Abstract

Significant proportions of patients with treatment-resistant schizophrenia (TRS) do not respond to clozapine and are known as clozapine nonresponders or ultra-resistant schizophrenia. They are among the most difficult patients to treat. This article attempts to review the available evidence for management of patients with schizophrenia, who do not respond adequately to clozapine and require augmentation of clozapine with another treatment strategy. Many treatment strategies have been evaluated for management of this group of patients. Commonly used pharmacological augmentation strategies which have been evaluated include addition of a second antipsychotic, mood stabilizer, and antidepressant. Other pharmacological agents such as memantine, donepezil, amino acids, omega-3 fatty acids etc. have also been tried. Among the somatic treatments, electroconvulsive therapy (ECT), repetitive transcranial magnetic stimulation (rTMS), and transcranial direct current stimulation (tDCS) have also been evaluated. Non-pharmacological strategies such as cognitive behavior therapy and occupational therapy have also been evaluated clozapine non-response cases. However, at the present, the data is limited to small sample size studies and is not sufficient to make any specific recommendation.
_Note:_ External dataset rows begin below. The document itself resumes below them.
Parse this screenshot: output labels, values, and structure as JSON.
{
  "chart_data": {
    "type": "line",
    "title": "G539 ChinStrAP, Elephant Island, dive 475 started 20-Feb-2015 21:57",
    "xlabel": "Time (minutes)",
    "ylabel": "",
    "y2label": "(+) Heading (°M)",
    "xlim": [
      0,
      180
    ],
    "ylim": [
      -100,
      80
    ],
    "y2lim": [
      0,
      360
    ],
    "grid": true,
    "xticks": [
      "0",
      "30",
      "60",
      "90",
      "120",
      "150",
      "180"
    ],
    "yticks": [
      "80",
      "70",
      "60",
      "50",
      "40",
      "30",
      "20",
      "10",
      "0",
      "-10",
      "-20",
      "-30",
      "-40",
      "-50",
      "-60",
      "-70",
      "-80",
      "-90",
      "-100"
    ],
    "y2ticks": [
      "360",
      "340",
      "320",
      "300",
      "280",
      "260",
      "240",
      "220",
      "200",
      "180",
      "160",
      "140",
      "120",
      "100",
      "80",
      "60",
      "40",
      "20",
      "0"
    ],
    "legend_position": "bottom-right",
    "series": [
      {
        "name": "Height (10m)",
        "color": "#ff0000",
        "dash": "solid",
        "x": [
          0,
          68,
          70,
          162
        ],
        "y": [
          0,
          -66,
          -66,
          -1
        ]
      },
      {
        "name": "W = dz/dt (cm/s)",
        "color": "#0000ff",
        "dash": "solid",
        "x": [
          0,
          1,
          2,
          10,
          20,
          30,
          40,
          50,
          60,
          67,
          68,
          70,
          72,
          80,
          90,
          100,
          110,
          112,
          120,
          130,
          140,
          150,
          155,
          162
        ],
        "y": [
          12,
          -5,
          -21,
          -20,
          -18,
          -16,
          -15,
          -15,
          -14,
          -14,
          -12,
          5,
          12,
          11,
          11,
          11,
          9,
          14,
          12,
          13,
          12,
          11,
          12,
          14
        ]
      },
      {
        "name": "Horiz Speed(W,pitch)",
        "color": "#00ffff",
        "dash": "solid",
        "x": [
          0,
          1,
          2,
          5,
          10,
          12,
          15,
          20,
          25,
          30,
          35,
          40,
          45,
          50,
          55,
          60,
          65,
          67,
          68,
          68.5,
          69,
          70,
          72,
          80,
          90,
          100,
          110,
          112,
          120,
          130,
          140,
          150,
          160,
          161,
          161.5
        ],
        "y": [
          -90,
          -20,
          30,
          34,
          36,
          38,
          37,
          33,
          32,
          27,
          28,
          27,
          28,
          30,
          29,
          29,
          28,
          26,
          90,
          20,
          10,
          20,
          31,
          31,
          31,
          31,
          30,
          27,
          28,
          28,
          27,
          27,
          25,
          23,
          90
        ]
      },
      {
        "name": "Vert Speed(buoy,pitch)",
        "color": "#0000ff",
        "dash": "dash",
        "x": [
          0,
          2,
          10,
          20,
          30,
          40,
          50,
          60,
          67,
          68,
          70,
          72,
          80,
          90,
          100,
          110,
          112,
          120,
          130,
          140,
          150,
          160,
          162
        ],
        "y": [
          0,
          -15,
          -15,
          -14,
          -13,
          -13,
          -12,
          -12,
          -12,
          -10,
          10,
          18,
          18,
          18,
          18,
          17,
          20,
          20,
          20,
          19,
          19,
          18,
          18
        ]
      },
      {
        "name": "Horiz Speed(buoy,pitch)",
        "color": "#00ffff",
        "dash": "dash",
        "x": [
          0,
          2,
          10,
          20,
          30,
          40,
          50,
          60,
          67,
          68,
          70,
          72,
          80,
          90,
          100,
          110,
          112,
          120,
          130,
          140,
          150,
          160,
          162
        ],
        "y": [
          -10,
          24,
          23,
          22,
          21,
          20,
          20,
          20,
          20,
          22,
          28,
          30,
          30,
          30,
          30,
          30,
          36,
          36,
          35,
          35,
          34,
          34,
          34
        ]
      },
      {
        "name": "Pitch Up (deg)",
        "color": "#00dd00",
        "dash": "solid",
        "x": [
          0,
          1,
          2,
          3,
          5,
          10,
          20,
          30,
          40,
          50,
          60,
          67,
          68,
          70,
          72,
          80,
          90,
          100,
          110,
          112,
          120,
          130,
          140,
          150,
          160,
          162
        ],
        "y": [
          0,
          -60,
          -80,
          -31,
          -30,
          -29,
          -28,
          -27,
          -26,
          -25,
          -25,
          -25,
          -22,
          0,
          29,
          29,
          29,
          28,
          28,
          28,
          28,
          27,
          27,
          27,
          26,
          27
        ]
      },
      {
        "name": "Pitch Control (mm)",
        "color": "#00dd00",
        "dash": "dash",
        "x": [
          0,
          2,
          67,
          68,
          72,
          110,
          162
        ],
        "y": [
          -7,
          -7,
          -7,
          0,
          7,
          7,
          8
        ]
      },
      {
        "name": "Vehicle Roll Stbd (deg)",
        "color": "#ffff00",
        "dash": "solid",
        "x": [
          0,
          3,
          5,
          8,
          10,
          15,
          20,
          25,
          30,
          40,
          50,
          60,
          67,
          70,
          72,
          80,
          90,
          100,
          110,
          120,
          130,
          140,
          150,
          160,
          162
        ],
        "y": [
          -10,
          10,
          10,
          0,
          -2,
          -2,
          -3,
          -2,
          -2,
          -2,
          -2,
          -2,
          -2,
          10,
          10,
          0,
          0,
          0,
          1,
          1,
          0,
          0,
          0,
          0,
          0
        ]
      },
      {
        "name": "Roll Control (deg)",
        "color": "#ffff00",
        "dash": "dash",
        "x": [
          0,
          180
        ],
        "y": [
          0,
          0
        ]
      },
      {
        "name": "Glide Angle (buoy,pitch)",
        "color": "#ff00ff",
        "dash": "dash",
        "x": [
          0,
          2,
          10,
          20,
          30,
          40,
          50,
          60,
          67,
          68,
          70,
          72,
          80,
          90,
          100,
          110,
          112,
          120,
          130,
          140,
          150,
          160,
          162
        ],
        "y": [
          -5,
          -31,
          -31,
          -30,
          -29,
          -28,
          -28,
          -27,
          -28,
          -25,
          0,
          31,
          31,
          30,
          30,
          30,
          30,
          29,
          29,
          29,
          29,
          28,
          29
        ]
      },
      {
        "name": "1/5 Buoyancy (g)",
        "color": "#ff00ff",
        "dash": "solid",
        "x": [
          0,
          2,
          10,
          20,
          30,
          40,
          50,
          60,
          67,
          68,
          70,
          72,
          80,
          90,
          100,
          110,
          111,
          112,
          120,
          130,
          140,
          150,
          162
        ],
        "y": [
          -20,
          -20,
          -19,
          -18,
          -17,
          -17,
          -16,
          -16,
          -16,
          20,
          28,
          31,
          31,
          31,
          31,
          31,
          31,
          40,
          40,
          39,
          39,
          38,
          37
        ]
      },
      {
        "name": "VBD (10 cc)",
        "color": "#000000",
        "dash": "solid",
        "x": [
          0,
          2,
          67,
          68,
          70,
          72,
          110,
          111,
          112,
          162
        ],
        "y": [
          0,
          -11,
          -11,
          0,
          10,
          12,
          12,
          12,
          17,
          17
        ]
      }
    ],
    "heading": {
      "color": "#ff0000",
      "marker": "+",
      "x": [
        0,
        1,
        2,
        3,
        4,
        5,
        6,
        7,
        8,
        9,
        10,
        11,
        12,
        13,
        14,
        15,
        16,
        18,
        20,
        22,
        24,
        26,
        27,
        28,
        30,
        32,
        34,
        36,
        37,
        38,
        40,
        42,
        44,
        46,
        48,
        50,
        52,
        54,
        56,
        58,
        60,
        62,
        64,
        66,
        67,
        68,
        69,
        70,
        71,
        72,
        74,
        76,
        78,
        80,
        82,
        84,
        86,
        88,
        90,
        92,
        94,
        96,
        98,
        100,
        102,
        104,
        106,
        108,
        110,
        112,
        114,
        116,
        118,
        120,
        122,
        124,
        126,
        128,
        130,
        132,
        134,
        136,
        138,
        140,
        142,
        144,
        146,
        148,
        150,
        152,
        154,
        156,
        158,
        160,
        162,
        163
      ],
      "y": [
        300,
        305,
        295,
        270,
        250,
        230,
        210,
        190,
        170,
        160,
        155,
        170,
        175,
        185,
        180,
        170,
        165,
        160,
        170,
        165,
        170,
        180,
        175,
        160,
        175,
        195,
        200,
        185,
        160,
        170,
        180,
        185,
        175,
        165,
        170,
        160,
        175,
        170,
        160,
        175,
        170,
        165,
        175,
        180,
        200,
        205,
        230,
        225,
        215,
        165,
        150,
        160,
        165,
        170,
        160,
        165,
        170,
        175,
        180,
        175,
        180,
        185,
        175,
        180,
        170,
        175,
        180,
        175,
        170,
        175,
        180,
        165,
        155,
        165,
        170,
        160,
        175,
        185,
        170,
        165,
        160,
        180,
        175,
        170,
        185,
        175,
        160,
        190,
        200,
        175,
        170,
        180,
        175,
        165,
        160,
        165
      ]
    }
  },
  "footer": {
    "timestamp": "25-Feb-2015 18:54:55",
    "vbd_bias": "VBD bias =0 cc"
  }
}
Among the various strategies evaluated, ECT is possibly the most effective augmentation strategy in patients not responding or partially responding to clozapine. Among the various pharmacological agents, if the target is positive symptoms, then one of the second-generation antipsychotic like amisulpride or aripiprazole may be considered. If the target is negative symptoms, then amisulpride, mirtazapine, lamotrigine, fluvoxamine, and memantine may be considered. However, it is important to remember that use of combination is associated with more side effects and the patients must be closely monitored. If the patients do not respond to combination, then the same must be abandoned after 3–6 months.